Regret-Based $(ε,δ)$-optimal Stopping Criteria for Bayesian Optimization
For practitioners using Bayesian optimization, this provides a principled way to stop optimization with formal guarantees, avoiding wasted computation.
This work develops theoretically sound stopping criteria for Bayesian optimization with GP-UCB, providing tighter regret bounds that guarantee an ε-optimal solution with high probability 1-δ upon termination, reducing unnecessary evaluations.

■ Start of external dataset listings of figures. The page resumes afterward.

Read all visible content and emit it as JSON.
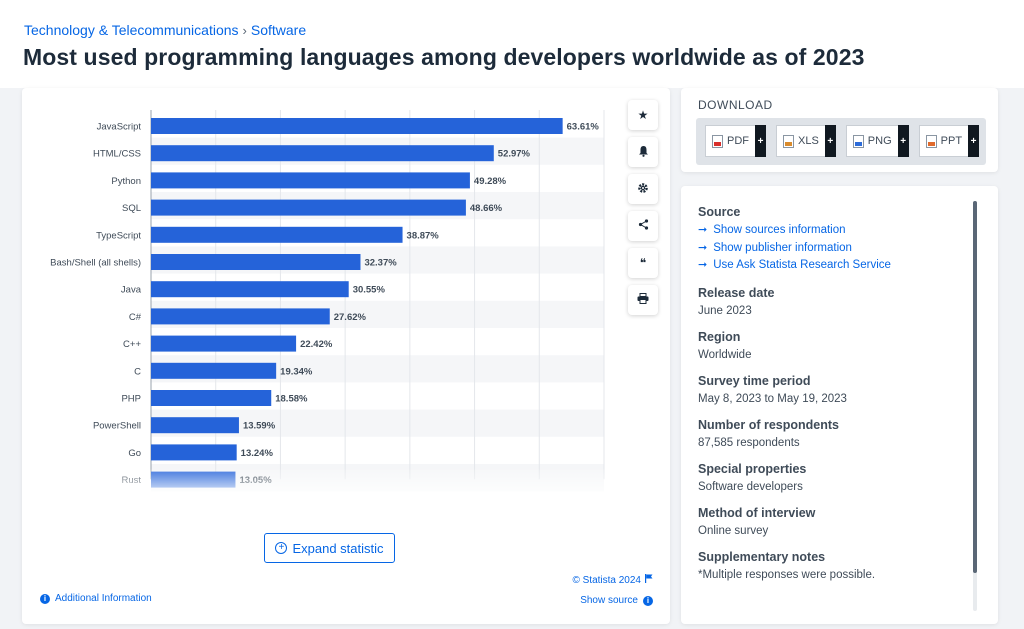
{
  "breadcrumb": {
    "category": "Technology & Telecommunications",
    "separator": "›",
    "subcategory": "Software"
  },
  "page": {
    "title": "Most used programming languages among developers worldwide as of 2023"
  },
  "tools": [
    {
      "name": "favorite-star-icon",
      "glyph": "★"
    },
    {
      "name": "notification-bell-icon",
      "glyph": "🔔"
    },
    {
      "name": "settings-gear-icon",
      "glyph": "⚙"
    },
    {
      "name": "share-icon",
      "glyph": "⋖"
    },
    {
      "name": "cite-quote-icon",
      "glyph": "❝"
    },
    {
      "name": "print-icon",
      "glyph": "⎙"
    }
  ],
  "chart_data": {
    "type": "bar",
    "orientation": "horizontal",
    "categories": [
      "JavaScript",
      "HTML/CSS",
      "Python",
      "SQL",
      "TypeScript",
      "Bash/Shell (all shells)",
      "Java",
      "C#",
      "C++",
      "C",
      "PHP",
      "PowerShell",
      "Go",
      "Rust"
    ],
    "values": [
      63.61,
      52.97,
      49.28,
      48.66,
      38.87,
      32.37,
      30.55,
      27.62,
      22.42,
      19.34,
      18.58,
      13.59,
      13.24,
      13.05
    ],
    "value_labels": [
      "63.61%",
      "52.97%",
      "49.28%",
      "48.66%",
      "38.87%",
      "32.37%",
      "30.55%",
      "27.62%",
      "22.42%",
      "19.34%",
      "18.58%",
      "13.59%",
      "13.24%",
      "13.05%"
    ],
    "xlim": [
      0,
      70
    ],
    "bar_color": "#2563d9",
    "grid": true
  },
  "expand": {
    "label": "Expand statistic",
    "icon": "plus-circle-icon"
  },
  "footer": {
    "copyright": "© Statista 2024",
    "show_source": "Show source",
    "additional_info": "Additional Information"
  },
  "download": {
    "title": "DOWNLOAD",
    "buttons": [
      {
        "label": "PDF",
        "color": "#d9302c"
      },
      {
        "label": "XLS",
        "color": "#d98b2c"
      },
      {
        "label": "PNG",
        "color": "#2c6bd9"
      },
      {
        "label": "PPT",
        "color": "#e06a2c"
      }
    ],
    "plus": "+"
  },
  "info": {
    "source_label": "Source",
    "links": [
      "Show sources information",
      "Show publisher information",
      "Use Ask Statista Research Service"
    ],
    "link_arrow": "➞",
    "sections": [
      {
        "label": "Release date",
        "value": "June 2023"
      },
      {
        "label": "Region",
        "value": "Worldwide"
      },
      {
        "label": "Survey time period",
        "value": "May 8, 2023 to May 19, 2023"
      },
      {
        "label": "Number of respondents",
        "value": "87,585 respondents"
      },
      {
        "label": "Special properties",
        "value": "Software developers"
      },
      {
        "label": "Method of interview",
        "value": "Online survey"
      },
      {
        "label": "Supplementary notes",
        "value": "*Multiple responses were possible."
      }
    ]
  }
}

Bayesian optimization (BO) is a widely used iterative black-box optimization method that utilizes Gaussian process (GP) surrogate models. In practice, BO is typically terminated after a fixed evaluation budget is exhausted, which can incur unnecessary cost and provides no optimality guarantee on solution quality. Recent research in developing a practical stopping criterion has made empirical progress, yet a theoretically sound stopping criterion remains a work in progress. In this work, we present provably tighter instantaneous regret bounds for GP upper confidence bound (GP-UCB) at any given iteration. Then, we propose stopping criteria for GP-UCB based on this tighter bound that ensures an $ε$-optimal solution with high probability $1-δ$ upon termination. Numerical experiments are performed to validate and demonstrate the effectiveness and efficiency of our stopping criteria.